The wording limiting the extra compensation to masters and mates “on tugs assigned to docking and undocking ships” was taken from prior agreements between the Chesapeake and Ohio Railway Company and the union representing its employees. The Chesapeake and Ohio apparently operated some tugs which were not assigned to docking and undocking. The only tugs owned by Perry and Coal Terminal were always assigned to docking and undocking ships. It should be noted that the extra compensation is payable for each day the master or mate may work, and it is not governed by the number of vessels docked or undocked.
. Prior to 1960, coal was carried to the port of Hampton Roads by three rail carriers; the Chesapeake and Ohio Railway Company (Newport News), the Virginian Railway Company (Norfolk), and the Norfolk and Western Railway Company (Norfolk). In 1960, the Virginian Railway and Norfolk and Western Railway merged, thereafter becoming the Norfolk and Western Railway Company.
. Local No. 10 at that time. Later Local No. 9 became the bargaining representative.
. The slips which the pilots caused ■ the masters of the oceangoing vessels to sign were not used by either Virginian Railway, Perry, or Coal Terminal. They were on a printed form bearing the heading “Association of Hampton Roads Docking Pilots,” which forms were used for docking and undocking vessels not entering or leaving the coal piers. Slips provided by the tug owners did not contain language indicating the payment of a bill by the shipowner.
. Other than the fact that the pilots boarded the vessels and, on occasions, presented pilotage slips to the vessels' masters, all alluded to herein.

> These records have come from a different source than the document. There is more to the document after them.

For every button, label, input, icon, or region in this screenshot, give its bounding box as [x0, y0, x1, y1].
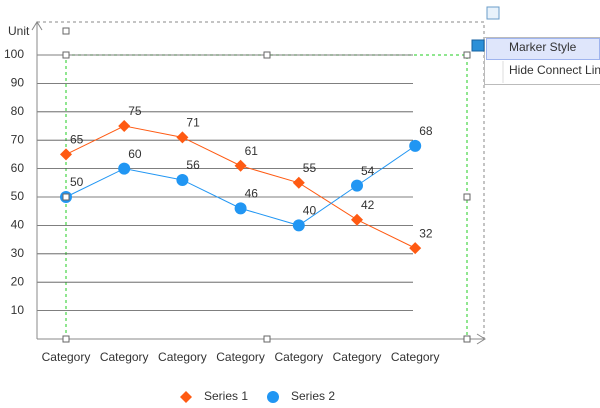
resize-handle [463, 335, 471, 343]
y-tick-label: 90 [11, 76, 25, 90]
y-tick-label: 70 [11, 132, 25, 146]
data-label: 42 [361, 198, 375, 212]
x-tick-label: Category [391, 350, 440, 364]
y-tick-label: 100 [4, 47, 24, 61]
resize-handle [62, 335, 70, 343]
marker [176, 173, 189, 186]
legend-label: Series 1 [204, 389, 248, 403]
resize-handle [463, 51, 471, 59]
data-label: 54 [361, 164, 375, 178]
marker [351, 213, 363, 226]
legend-label: Series 2 [291, 389, 335, 403]
data-label: 50 [70, 175, 84, 189]
x-tick-label: Category [42, 350, 91, 364]
y-axis-label: Unit [8, 24, 30, 38]
data-label: 61 [245, 144, 259, 158]
resize-handle [463, 193, 471, 201]
resize-handle [263, 335, 271, 343]
marker [180, 391, 192, 403]
data-label: 71 [186, 116, 200, 130]
resize-handle [62, 51, 70, 59]
data-label: 32 [419, 226, 433, 240]
data-label: 46 [245, 187, 259, 201]
marker [292, 176, 305, 189]
marker [118, 120, 131, 132]
menu: Marker Style Hide Connect Line [471, 6, 600, 85]
menu-item[interactable]: Marker Style [509, 40, 577, 54]
y-tick-label: 20 [11, 274, 25, 288]
resize-handle [62, 27, 70, 35]
marker [60, 148, 72, 161]
x-tick-label: Category [216, 350, 265, 364]
x-tick-label: Category [158, 350, 207, 364]
y-tick-label: 60 [11, 161, 25, 175]
selection-frame [37, 21, 485, 340]
y-tick-label: 80 [11, 104, 25, 118]
data-label: 40 [303, 204, 317, 218]
data-label: 75 [128, 104, 142, 118]
marker [267, 391, 279, 403]
data-label: 55 [303, 161, 317, 175]
menu-button[interactable] [471, 39, 485, 52]
x-tick-label: Category [274, 350, 323, 364]
data-label: 65 [70, 133, 84, 147]
y-tick-label: 30 [11, 246, 25, 260]
x-tick-label: Category [100, 350, 149, 364]
resize-handle [263, 51, 271, 59]
data-label: 56 [186, 158, 200, 172]
axis-arrow [31, 21, 43, 31]
marker [292, 219, 305, 232]
marker [409, 242, 422, 255]
data-label: 60 [128, 147, 142, 161]
marker [351, 179, 363, 192]
axis-arrow [476, 333, 486, 345]
marker [176, 131, 189, 144]
marker [234, 159, 247, 172]
marker [118, 162, 131, 175]
marker [409, 139, 422, 152]
y-tick-label: 50 [11, 189, 25, 203]
y-tick-label: 40 [11, 218, 25, 232]
resize-handle [62, 193, 70, 201]
x-tick-label: Category [333, 350, 382, 364]
data-label: 68 [419, 124, 433, 138]
menu-item[interactable]: Hide Connect Line [509, 63, 600, 77]
float-button[interactable] [486, 6, 500, 20]
marker [234, 202, 247, 215]
y-tick-label: 10 [11, 303, 25, 317]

. It is clear that the pilots are bound by the agreement negotiated by Local No. 9 insofar as claims against their own employer are concerned. J. I. Case Co. v. National Labor Relations Board, 321 U.S. 332, 338-339, 64 S.Ct. 576, 88 L.Ed. 762 (1944). The conclusion reached in the present case is not grounded upon any theory of third-party beneficiary as, generally speaking, third-party beneficiaries cannot rely upon the contract as a defense. 17 Am.Jur. (2d), Contracts, § 302. The surrounding circumstances at the time the contract was made, including any prior course of dealings between the parties, is proper to consider in determining the intent of the parties. 17 Am.Jur. (2d), Contracts, § 272.